Sunday,23 September, 2018
Current issue | Issue 1262, (10 - 16 September 2015)
Sunday,23 September, 2018
Issue 1262, (10 - 16 September 2015)

Ahram Weekly

Zero student retested

The zero student has been summoned before a judicial counterfeiting and forgery committee to recheck her handwriting, reports Mohamed Abdel-Baky

Al-Ahram Weekly

The general prosecutor has ordered forensics to recheck the exam papers of a thanaweya amma (12th grade high school) student who received zero in all her final exams, a case that caused nationwide debate and raised questions about possible corruption in the public education system in Egypt.

Mariam Malak, a student from the southern governorate of Minya, is accusing Education Ministry officials of swapping her answer sheets with those of another student.

On Sunday, the deputy of the Egyptian prosecutor Ali Omran ordered the Assiut governorate prosecutor to form a committee from the Forensic Medicine Authority (FMA) consisting of five forensic specialists from the Department of Counterfeiting and Forgery at the FMA to recheck Malak’s handwriting and match it with her answer sheets this year as well as the past five years.

Upon her arrival at the FMA headquarters in Cairo Tuesday morning, Malak told the media that she was confident justice would prevail.

“I was summoned today to the FMA to give a handwriting sample for the FMA committee. What happened was not real. My academic record in elementary and high school is free of any zeros,” she said in front of the FMA headquarters.

The counterfeiting and forgery committee on Tuesday asked Malak to write answers to experimental questions in seven courses, the same courses she took this year in high school. The subjects included Arabic and English, physics, chemistry, biology and mathematics. The student spent three hours with the committee which is to refer its report to the prosecutor general’s office in a few days.

“I have had an excellent academic record since elementary school. I am not leaving Egypt to study abroad. I am staying here to get my rights and fulfil my dream,” Malak said on Tuesday.

This was not the first time the forensic authority steps into the case. On 29 August, FMA spokesman Hisham Abdel-Hamid announced that after an FMA handwriting expert from Assiut dictated to Malak, it was proven that her handwriting matches that of the existing answer papers, which are supposed to be hers.
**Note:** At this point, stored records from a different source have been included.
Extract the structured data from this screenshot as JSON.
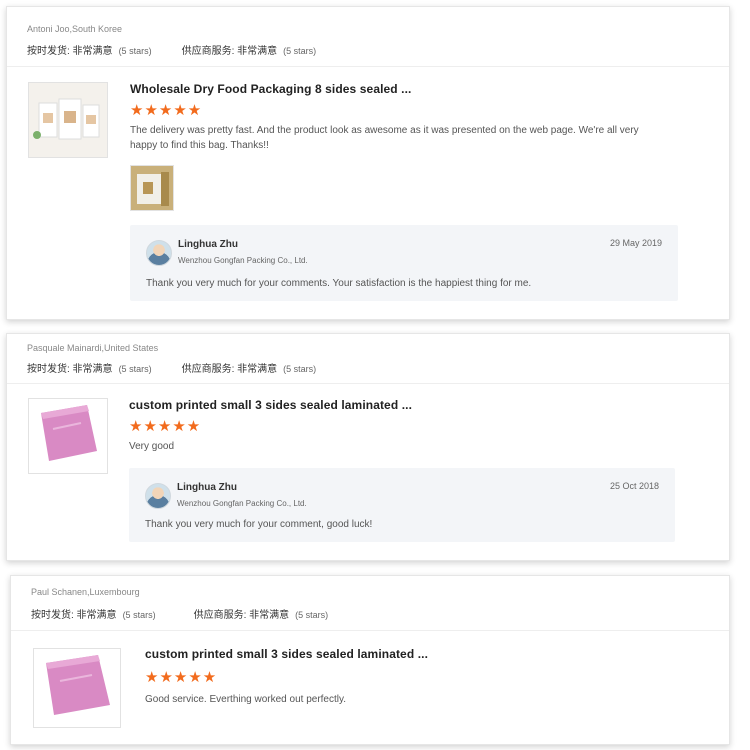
{
  "reviews": [
    {
      "reviewer": "Antoni Joo,South Koree",
      "shipping_label": "按时发货: 非常满意",
      "shipping_stars": "(5 stars)",
      "service_label": "供应商服务: 非常满意",
      "service_stars": "(5 stars)",
      "product_title": "Wholesale Dry Food Packaging 8 sides sealed ...",
      "stars": "★★★★★",
      "rating": 5,
      "comment": "The delivery was pretty fast. And the product look as awesome as it was presented on the web page. We're all very happy to find this bag. Thanks!!",
      "reply": {
        "name": "Linghua Zhu",
        "company": "Wenzhou Gongfan Packing Co., Ltd.",
        "date": "29 May 2019",
        "text": "Thank you very much for your comments. Your satisfaction is the happiest thing for me."
      }
    },
    {
      "reviewer": "Pasquale Mainardi,United States",
      "shipping_label": "按时发货: 非常满意",
      "shipping_stars": "(5 stars)",
      "service_label": "供应商服务: 非常满意",
      "service_stars": "(5 stars)",
      "product_title": "custom printed small 3 sides sealed laminated ...",
      "stars": "★★★★★",
      "rating": 5,
      "comment": "Very good",
      "reply": {
        "name": "Linghua Zhu",
        "company": "Wenzhou Gongfan Packing Co., Ltd.",
        "date": "25 Oct 2018",
        "text": "Thank you very much for your comment, good luck!"
      }
    },
    {
      "reviewer": "Paul Schanen,Luxembourg",
      "shipping_label": "按时发货: 非常满意",
      "shipping_stars": "(5 stars)",
      "service_label": "供应商服务: 非常满意",
      "service_stars": "(5 stars)",
      "product_title": "custom printed small 3 sides sealed laminated ...",
      "stars": "★★★★★",
      "rating": 5,
      "comment": "Good service. Everthing worked out perfectly."
    }
  ],
  "colors": {
    "star": "#f26b1d",
    "reply_bg": "#f3f5f8",
    "bag_pink": "#d98ac4"
  }
}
However, Malak’s lawyer contested the FMA Assiut branch report and accused the Ministry of Education of providing the expert with the answer sheets of another student. The lawyer filed a complaint to the prosecutor general’s office to re-examine Malak’s answer sheet before a committee at FMA headquarter in Cairo.

On 1 September Malak met Prime Minister Ibrahim Mehleb who reportedly told her that her rights are guaranteed by the state.

“I will support her till the last moment. I and the whole country will support you and get your rights,” Mehleb told Malak who expressed her gratitude for Mehleb’s support. “After meeting with the prime minister, I felt that I am living in a nation that upholds justice,” she said.

Malak, however, refused to meet Egyptian Christian Orthodox Pope Tawadros II who asked to meet her to show support for her case.

“My sister is facing a crime of forgery not because she is Christian but because she is an Egyptian citizen,” Mina Malak, the student’s brother, said. “That is why we will never meet any religious symbol, but we pay full respect to the pope who stands with all Egyptian citizens all the time.”

Mina, a dentist, said his sister was a clever student throughout school. “She was among the top 10 students at the end of primary and preparatory stages.

“She got very high grades during the past two years, so how did she get zero in this year’s exams?” asked Mina who added that after every exam, Mariam would review her answers with the teachers who confirmed to her that she could be among the top of this year’s thanaweya amma students.

Education Minister Moheb Al-Rafei stated in a press conference last week that the ministry respects the country’s judicial system and will enforce its ruling as soon as it is issued.

“If the student is proven innocent the ministry will apologise to her and will refer all perpetrators to the general prosecution for a criminal investigation,” Al-Rafei said.

At the same time, the minister said Malak’s case was not the only one. “There are 40 other similar cases, 33 of whom withdrew their complaints as soon as the investigations began,” Al-Rafei said.

Mohamed Saad, head of the thanaweya amma exams department, earlier said Malak would have to re-sit the thanaweya amma exams during the next academic year “if she wants to join university”.